How to evaluate $\sum_{n=1}^{\infty} \frac{1}{n^2+4n+1}$

Question

How would we show that $$\sum_{n=1}^{\infty} \frac{1}{n^2+4n+1} = \frac{1}{6}(-2 -\pi \sqrt3 \cot(\pi \sqrt3))$$

I'm not sure how I'd go about it, but got the answer off wolfram alpha. Could someone lead me in the right direction?-series

Answer 1

The presence of the cotangent function together with the aspect of the general term of the given series suggest relations with the eulerian development of the cotangent:

for any complex number $z \in \mathbb{C}\setminus \pi\mathbb{Z}$ one has the series development: $$\mathrm{ctg}z=\frac{1}{z}+\sum_{n=1}^{\infty}\frac{2z}{z^2-\pi^2n^2}.$$

To begin with, since $n^2+4n+1=(n+2)^2-3$ the given series can be rewritten as: $$\sum_{n=1}^{\infty}\frac{1}{n^2+4n+1}=\sum_{n=3}^{\infty}\frac{1}{n^2-3},$$ through a very clear bijective change of summation variable. Let us denote the sum of the series in question by $s$.

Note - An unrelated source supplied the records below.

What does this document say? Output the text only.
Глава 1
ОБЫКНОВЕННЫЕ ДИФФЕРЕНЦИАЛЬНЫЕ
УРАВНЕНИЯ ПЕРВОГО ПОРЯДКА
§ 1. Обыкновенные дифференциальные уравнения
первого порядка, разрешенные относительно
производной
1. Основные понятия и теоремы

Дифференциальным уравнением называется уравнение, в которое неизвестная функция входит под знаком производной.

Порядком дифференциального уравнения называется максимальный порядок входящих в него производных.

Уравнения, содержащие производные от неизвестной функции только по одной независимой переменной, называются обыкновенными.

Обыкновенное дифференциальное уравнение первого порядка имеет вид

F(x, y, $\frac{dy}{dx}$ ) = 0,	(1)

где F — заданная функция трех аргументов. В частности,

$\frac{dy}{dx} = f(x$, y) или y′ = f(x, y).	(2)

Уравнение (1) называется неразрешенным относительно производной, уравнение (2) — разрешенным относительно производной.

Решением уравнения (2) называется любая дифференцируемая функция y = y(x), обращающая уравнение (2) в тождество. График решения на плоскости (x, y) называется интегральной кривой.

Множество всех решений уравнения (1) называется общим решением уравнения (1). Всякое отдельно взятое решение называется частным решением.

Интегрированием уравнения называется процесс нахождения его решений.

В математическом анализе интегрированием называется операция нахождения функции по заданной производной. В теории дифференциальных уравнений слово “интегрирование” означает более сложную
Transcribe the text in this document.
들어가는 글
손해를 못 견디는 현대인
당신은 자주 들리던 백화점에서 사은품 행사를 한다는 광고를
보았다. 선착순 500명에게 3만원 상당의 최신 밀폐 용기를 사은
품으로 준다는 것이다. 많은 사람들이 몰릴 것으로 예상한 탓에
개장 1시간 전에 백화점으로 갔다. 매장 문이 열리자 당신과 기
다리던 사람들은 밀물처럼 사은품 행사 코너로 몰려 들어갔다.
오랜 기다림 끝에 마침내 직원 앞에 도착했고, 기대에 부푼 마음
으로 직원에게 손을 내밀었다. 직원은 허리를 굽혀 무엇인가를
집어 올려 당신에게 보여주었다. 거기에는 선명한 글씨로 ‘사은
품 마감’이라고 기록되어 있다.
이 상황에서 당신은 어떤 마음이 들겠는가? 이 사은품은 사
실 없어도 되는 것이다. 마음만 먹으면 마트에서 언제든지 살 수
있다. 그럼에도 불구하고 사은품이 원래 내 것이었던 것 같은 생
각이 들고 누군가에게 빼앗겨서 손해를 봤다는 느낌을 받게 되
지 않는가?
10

Taking $z=\pi\sqrt{3}$ in the forementioned development we obtain: $$\mathrm{ctg}(\pi\sqrt{3})=\frac{1}{\pi\sqrt{3}}+\frac{2\sqrt{3}}{\pi}\sum_{n=1}^{\infty}\frac{1}{3-n^2}=\frac{1}{\pi\sqrt{3}}+\frac{2\sqrt{3}}{\pi}\left(\frac{1}{2}+\frac{1}{-1}-s\right)$$ whence after an elementary rearrangement we gather: $$\sum_{n=1}^{\infty}\frac{1}{n^2+4n+1}=-\frac{1}{6}\left(2+\pi\sqrt{3}\mathrm{ctg}\left(\pi\sqrt{3}\right)\right).$$

Answer 2

$$S=\sum_{1}^{\infty} \frac{1}{n^2+4n+1}= \frac{1}{b-a} \left(\sum_{n=0}^{\infty} \frac{1}{n+a}-\frac{1}{n+b}\right) dx.$$ Here $a=2-\sqrt{3}, b=2+\sqrt{3}.$ Next, using integral tepresentation of: $1/z=\int_{0}^{1}t^{z-1} dt$, we get $$S=(b-a)^{-1}\int_{0}^{1}\sum_{n=1}^{\infty} [t^{n+a-1}-t^{n+b-1}] dt = (b-a)^{-1}\int_{0}^{1} \frac{t^{a}-t^{b}}{1-t}dt.$$ We have used $\sum_{1}^{\infty} z^n=\frac{z}{1-z},~if~|z|<1.$ Next using the definition of Harmonic numbers we can write $$S=H_b-H_a$$ I may get back again. Can some one take it from here?